Le peu de variété que l’on observe dans les formes des monuments celtiques, et qui démontre qu’aucun effort n’a été tenté pour approprier chacun d’eux à sa destination spéciale, résulte moins peut-être de la faiblesse des conceptions de l’art à cette époque, que de l’empire d’une opinion superstitieuse. D’après les idées antiques, les pierres érigées par un motif religieux ne devaient pas être taillées ; les soumettre à l’action du travail humain, c’eût été leur porter une atteinte sacrilège. Aussi, à de très rares exceptions près, on ne découvre point les traces du ciseau sur les pierres celtiques de nos provinces. Ces pierres même ne sont chargées d’aucune espèce de figures ou d’inscriptions hiéroglyphiques, ainsi que cela était en usage chez les Égyptiens, les Grecs, les Hébreux et les peuples septentrionaux. En sorte que, parmi les monuments primitifs, ceux du druidisme, moins encore que tous les autres, pourraient nous procurer quelques notions du culte auquel ils ont été consacrés. Pour ne rien négliger, cependant, de ce qui doit prêter à quelques observations instructives, nous allons citer les monuments de notre province qui font exception à l’ordre général que nous venons d’indiquer.
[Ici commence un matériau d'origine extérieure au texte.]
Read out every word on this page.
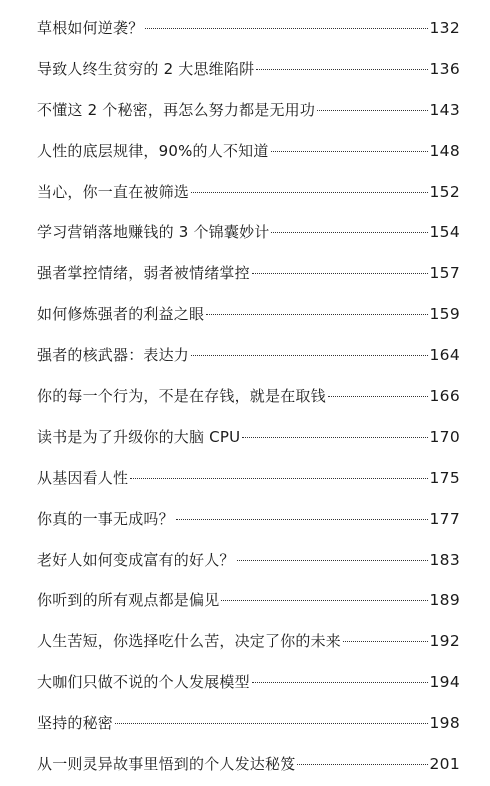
草根如何逆袭？	132
导致人终生贫穷的 2 大思维陷阱	136
不懂这 2 个秘密，再怎么努力都是无用功	143
人性的底层规律，90%的人不知道	148
当心，你一直在被筛选	152
学习营销落地赚钱的 3 个锦囊妙计	154
强者掌控情绪，弱者被情绪掌控	157
如何修炼强者的利益之眼	159
强者的核武器：表达力	164
你的每一个行为，不是在存钱，就是在取钱	166
读书是为了升级你的大脑 CPU	170
从基因看人性	175
你真的一事无成吗？	177
老好人如何变成富有的好人？	183
你听到的所有观点都是偏见	189
人生苦短，你选择吃什么苦，决定了你的未来	192
大咖们只做不说的个人发展模型	194
坚持的秘密	198
从一则灵异故事里悟到的个人发达秘笈	201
Dans la commune de Saint-Sulpice-sur-Risle, près de l’Aigle, sur un coteau nommé Jarrier, se trouve un beau dolmen, dont la table, formée d’une agglomération de silex, est posée en plan incliné sur quatre supports de grès. M. Galeron, à qui l’on doit l’indication de ce dolmen, a remarqué, sur le support principal, quelques essais de sculpture, qui consistent seulement en quatre petites figures représentant des portions de cercle, dans lesquelles il a cru reconnaître une image grossière, mais cependant assez exacte, des phases de la lune[1].

  1. F. Galeron, Monuments druidiques du département de l’Orne ; (Mém. des Antiq. de Normandie, années 1829-1830, p. 121 et suiv.)